Category Archives: metaphors

Writing metaphors

Metaphors are powerful figures of speech.  For example, take Robert Frost’s poem “Stopping by Woods on a Snowy Evening.”  Of the last two identical lines, the first is literal but the second is metaphorical.  The first “And miles to go before I sleep” means just that, a long way to travel before the horse and buggy driver can drop into bed.   But the second “And miles to go before I sleep” means–perhaps–not a literal sleep but the “sleep” of death.  Frost could have ended his poem with, “And miles to go before I sleep, and miles to go before I die,” but how much more eloquent is his repetition of the word “sleep,” a metaphor for death.

EPSON MFP imageReading metaphors requires more of  readers than does reading literal words or even similes.  Readers must make a connection which is inferred but not stated directly.  Yet for their work, readers are rewarded, gaining satisfaction from discovering the meaning of the metaphor.

Metaphors are rarely written by adults and especially not by children.  They need to be taught, and need to be practiced.
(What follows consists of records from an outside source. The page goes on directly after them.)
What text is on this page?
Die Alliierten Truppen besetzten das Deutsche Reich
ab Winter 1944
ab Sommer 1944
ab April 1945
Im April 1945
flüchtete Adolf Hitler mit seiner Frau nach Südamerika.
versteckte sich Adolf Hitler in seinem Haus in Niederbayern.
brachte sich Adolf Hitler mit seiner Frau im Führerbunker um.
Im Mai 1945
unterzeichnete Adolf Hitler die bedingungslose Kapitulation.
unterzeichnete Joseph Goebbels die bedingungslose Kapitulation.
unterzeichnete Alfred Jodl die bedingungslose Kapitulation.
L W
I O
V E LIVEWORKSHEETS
Where to begin?  Here are three ways.

  • Suppose a child is writing a story with two or three characters. The child could use ordinary names for his characters, or he could use names as metaphors, the way J. K. Rowling does in her Harry Potter books.  (Malfoy means bad faith; Snape sounds like snake; the “mort” of Voldemort means death.)  A child could create a metaphorical name to reveal something about a character’s nature.  You and the student could brainstorm about a name which indicates bossiness, for example.  It could be a word which means boss (Lord, Lady, King, Rex, Regis, Mayor, Bishop, Majors) or a word which sounds like a word which means boss, even if it is made up (Empor, Captin, Sarge, Leder).
  • Suppose a character is doing something, such as running fast, and the child writes a simile, such as “runs like a cheetah.” Show the child that he could also write that the character “runs on cheetah legs.”  Many similes are easily turned into metaphors.  “as fast as lightning” could be “lightning fast” or “races with lightning steps.”  “Runs as fast as a rocket” could be “blasts on rocket feet.”
  • Ask the child to picture someone’s hands not as hands, but as something else:  scissors, pencils, chopsticks, or hooks.  Now turn that image into a metaphor.  He ate with chopstick fingers.  She arranged her hair with finger combs.  Mom smoothed her dress with finger irons.

 

Six rules for clear thinking and writing by George Orwell

One excellent yet pithy set of rules for writing well comes from 70 years ago by the British writer, George Orwell, author of 1984 and Animal Farm as well as numerous essays.  The rules are part of an essay called “Politics and the English Language” in which he argues that poorly written English results from bad habits of thought.  Get rid of the bad habits and clearer thinking emerges in the mind of the writer and on paper.

His six rules are

  • “Never use a metaphor, simile or other figure of speech which you are used to seeing in print.
  • “Never use a long word where a short one will do.
  • “If it is possible to cut a word out, always cut it out.
  • “Never use the passive where you can use the active.
  • “Never use a foreign phrase, a scientific word or a jargon word if you can think of an everyday English equivalent.
  • “Break any of these rules sooner than say anything outright barbarous.”